Rio protesta contra a lei dos royalties

Autoridades cariocas convocam a população para ir às ruas hoje pedir o veto da presidente Dilma à nova lei aprovada pelo Congresso

ALFREDO JUNQUEIRA / RIO , O Estado de S.Paulo

26 de novembro de 2012 | 02h09

O objetivo da manifestação organizada por autoridades fluminenses, com apoio dos vizinhos capixabas, para hoje à tarde não poderia ser mais explícito. Com o título "Veta, Dilma", o ato que promete tomar a Avenida Rio Branco, principal via da capital carioca, quer criar um fato político com força para cobrar da presidente Dilma Rousseff o veto ao projeto aprovado no início do mês pelo Congresso, que estabelece uma nova distribuição dos royalties do petróleo.

A proposta, que está em análise na Presidência da República, altera o atual sistema de pagamento das compensações, diminuindo as parcelas destinadas ao Estados e municípios produtores e afetados e fragmentando essas receitas entre todas as cidades do País. Se sancionada, provocará um grave desequilíbrio orçamentário nos entes federativos beneficiados atualmente.

De acordo com o governo do Rio, somente em 2013, as perdas da administração estadual e dos municípios somarão R$ 3,4 bilhões. Esse valor chegará a R$ 77 bilhões até 2020. No Espírito Santo, as perdas de receita poderão totalizar R$ 11 bilhões nos próximos oito anos.

O governador do Rio, Sérgio Cabral Filho (PMDB), disse que a realização da Copa do Mundo de 2014 e dos Jogos Olímpicos de 2016 se tornariam inviáveis.
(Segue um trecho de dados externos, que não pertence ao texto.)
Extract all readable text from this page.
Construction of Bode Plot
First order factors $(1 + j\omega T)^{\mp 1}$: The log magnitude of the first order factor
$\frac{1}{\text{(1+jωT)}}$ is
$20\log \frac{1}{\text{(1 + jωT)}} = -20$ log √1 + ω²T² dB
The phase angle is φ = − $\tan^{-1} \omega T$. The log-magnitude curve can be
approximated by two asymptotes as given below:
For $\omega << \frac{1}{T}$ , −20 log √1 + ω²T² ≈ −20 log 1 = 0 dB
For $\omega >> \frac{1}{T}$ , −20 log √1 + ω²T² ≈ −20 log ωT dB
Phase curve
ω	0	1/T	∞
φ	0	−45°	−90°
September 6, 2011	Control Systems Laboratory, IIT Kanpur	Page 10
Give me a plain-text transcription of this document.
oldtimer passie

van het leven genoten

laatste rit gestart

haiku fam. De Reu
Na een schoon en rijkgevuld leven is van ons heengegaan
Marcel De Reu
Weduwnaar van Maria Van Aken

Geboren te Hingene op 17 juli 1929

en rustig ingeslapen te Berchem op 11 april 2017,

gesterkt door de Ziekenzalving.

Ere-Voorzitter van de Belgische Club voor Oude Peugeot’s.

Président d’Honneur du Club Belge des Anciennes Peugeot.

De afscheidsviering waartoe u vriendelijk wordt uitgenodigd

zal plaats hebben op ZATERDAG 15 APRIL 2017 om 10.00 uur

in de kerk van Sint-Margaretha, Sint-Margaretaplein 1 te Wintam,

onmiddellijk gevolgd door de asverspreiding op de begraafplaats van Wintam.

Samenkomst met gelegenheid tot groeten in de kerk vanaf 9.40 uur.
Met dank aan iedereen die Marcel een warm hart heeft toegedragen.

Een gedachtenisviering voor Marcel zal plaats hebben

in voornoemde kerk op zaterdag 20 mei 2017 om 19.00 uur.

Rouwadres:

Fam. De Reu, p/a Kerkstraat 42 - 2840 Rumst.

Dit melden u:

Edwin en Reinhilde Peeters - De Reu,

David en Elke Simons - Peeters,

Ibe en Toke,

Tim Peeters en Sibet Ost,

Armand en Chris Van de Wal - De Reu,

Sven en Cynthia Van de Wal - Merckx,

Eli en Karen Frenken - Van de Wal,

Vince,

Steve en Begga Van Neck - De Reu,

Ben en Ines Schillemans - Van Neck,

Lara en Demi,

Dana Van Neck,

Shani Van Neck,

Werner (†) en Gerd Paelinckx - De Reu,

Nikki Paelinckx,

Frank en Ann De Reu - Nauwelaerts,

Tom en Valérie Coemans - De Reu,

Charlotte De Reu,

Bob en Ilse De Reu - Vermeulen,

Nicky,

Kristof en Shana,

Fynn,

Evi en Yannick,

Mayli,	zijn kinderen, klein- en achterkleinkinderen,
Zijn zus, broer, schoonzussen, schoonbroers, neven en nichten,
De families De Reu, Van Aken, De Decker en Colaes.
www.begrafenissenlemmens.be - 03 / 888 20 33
Investimentos em educação, saúde, transporte e segurança também seriam interrompidos.

Para garantir a presença do público, as administrações estadual e municipal decretaram ponto facultativo a partir das 14 horas; trens, barcas e metrô não cobrarão passagem dos manifestantes; trios elétricos e 11 shows estão programados para ocorrer durante o ato. Também foi combinado que nenhum político fará discurso. Um manifesto será lido no palco montado na Cinelândia - tradicional ponto de atos políticos da cidade.

Ontem, a ONG Rio de Paz espalhou pelas areias da Praia de Copacabana dezenas de bacias com tinta preta, representando poços de petróleo. O objetivo da manifestação é simbolizar os riscos ambientais aos quais o Estado e os municípios litorâneos estão expostos com a exploração de petróleo.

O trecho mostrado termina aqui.